Coronavirus cases jump 340% among ICE detainees in one week

The ICE South Texas Family Residential Center, Friday, Aug. 23, 2019, in Dilley, Texas.
The ICE South Texas Family Residential Center, where 50 cases of coronavirus have been confirmed.
(Eric Gay / Associated Press)

An estimated 1,254 people currently held in U.S. immigration detention centers have tested positive for the coronavirus, according to the most recent federal data, more than four times the number recorded a week earlier.

The Department of Homeland Security’s Immigration and Customs Enforcement is currently holding 22,142 people in custody. On Jan. 3, 285 were in isolation or being monitored after testing positive for the virus.
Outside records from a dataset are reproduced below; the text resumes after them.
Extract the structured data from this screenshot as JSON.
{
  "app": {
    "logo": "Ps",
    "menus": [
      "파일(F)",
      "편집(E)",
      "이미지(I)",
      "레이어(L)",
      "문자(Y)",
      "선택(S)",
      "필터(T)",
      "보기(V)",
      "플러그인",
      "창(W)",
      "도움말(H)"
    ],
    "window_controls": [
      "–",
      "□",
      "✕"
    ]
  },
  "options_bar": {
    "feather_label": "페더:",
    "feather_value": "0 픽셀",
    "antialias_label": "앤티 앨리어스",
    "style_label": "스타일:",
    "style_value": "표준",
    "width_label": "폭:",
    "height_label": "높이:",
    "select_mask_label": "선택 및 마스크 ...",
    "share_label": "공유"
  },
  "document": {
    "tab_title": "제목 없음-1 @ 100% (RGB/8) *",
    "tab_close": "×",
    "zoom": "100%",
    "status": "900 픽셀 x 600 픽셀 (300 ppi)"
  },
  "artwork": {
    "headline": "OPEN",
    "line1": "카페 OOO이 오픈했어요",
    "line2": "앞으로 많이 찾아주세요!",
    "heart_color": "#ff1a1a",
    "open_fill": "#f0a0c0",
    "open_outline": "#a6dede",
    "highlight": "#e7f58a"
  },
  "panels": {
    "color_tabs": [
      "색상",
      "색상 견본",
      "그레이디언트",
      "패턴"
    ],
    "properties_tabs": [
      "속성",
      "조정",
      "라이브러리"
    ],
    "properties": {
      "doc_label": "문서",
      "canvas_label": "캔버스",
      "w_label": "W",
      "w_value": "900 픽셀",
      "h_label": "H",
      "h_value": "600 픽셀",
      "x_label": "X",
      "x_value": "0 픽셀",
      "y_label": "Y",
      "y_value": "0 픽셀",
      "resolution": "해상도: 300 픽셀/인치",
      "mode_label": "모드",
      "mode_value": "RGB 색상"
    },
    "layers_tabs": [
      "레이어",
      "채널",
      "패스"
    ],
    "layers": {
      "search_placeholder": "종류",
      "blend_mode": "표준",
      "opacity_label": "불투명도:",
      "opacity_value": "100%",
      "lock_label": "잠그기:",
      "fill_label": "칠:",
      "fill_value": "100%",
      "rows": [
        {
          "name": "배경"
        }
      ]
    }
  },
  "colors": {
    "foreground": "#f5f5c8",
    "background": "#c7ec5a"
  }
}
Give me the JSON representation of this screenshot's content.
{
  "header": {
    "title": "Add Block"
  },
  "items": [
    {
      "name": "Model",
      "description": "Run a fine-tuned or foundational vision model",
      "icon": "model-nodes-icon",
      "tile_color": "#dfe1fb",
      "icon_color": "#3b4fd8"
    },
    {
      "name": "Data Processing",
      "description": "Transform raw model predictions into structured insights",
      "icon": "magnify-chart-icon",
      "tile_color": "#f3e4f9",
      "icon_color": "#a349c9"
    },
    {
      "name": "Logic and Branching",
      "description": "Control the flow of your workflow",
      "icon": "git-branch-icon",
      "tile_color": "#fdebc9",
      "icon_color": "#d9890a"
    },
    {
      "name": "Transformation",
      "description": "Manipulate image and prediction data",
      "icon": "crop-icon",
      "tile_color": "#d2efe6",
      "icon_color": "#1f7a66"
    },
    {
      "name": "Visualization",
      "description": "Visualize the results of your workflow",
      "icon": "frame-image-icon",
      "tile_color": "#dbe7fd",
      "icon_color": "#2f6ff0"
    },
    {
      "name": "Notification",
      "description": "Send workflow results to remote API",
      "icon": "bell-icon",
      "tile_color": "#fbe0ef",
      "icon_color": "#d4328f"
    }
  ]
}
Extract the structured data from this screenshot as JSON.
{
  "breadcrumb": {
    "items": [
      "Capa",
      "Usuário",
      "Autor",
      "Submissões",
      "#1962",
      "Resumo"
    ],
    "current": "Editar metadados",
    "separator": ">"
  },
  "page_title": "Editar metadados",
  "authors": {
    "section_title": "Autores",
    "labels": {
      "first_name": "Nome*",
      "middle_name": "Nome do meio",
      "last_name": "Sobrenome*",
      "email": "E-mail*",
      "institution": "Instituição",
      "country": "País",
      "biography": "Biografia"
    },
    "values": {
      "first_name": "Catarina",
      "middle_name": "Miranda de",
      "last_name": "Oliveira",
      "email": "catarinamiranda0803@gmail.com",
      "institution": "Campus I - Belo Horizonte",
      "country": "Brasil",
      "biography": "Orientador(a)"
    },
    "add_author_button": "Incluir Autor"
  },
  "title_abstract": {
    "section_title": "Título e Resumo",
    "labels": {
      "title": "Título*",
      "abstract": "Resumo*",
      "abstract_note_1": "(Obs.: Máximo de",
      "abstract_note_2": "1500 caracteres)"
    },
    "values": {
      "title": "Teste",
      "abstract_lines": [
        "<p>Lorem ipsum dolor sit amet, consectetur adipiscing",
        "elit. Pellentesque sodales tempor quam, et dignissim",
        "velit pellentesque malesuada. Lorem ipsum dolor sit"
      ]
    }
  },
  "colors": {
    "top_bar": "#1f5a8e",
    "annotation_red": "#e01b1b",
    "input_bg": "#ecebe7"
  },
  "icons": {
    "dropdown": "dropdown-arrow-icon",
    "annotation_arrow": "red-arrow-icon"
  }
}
That number has increased by 340% as of Tuesday, with significant outbreaks at family residential centers in Texas and Arizona, according to the ICE website. Currently, the largest recorded outbreak is at the Karnes County Residential Center in Karnes City, Texas, where 135 people are listed as having tested positive. There are also 95 confirmed cases at the La Palma Correctional Facility in Eloy, Arizona, and 50 cases at the South Texas Family Residential Center.


Representatives for ICE didn’t respond to a request for comment.

Researchers who in 2020 used ICE detainee population data to model virus transmission rates within 111 ICE detention facilities found that 72% of detainees are expected to be infected within three months under optimistic circumstances once the coronavirus enters a facility. But more dire estimates, based on higher transmissibility, predicted that the entire detainee population would be infected within the same three-month period.

It was impossible to maintain any kind of social distance and there was no way to protect oneself from COVID-19.

May 8, 2020

The Centers for Disease Control and Prevention has said that the Omicron variant, which is dominant in the U.S., is more contagious than the original SARS-CoV-2 virus. It is not clear what percentage of current cases in ICE detention centers are driven by Omicron.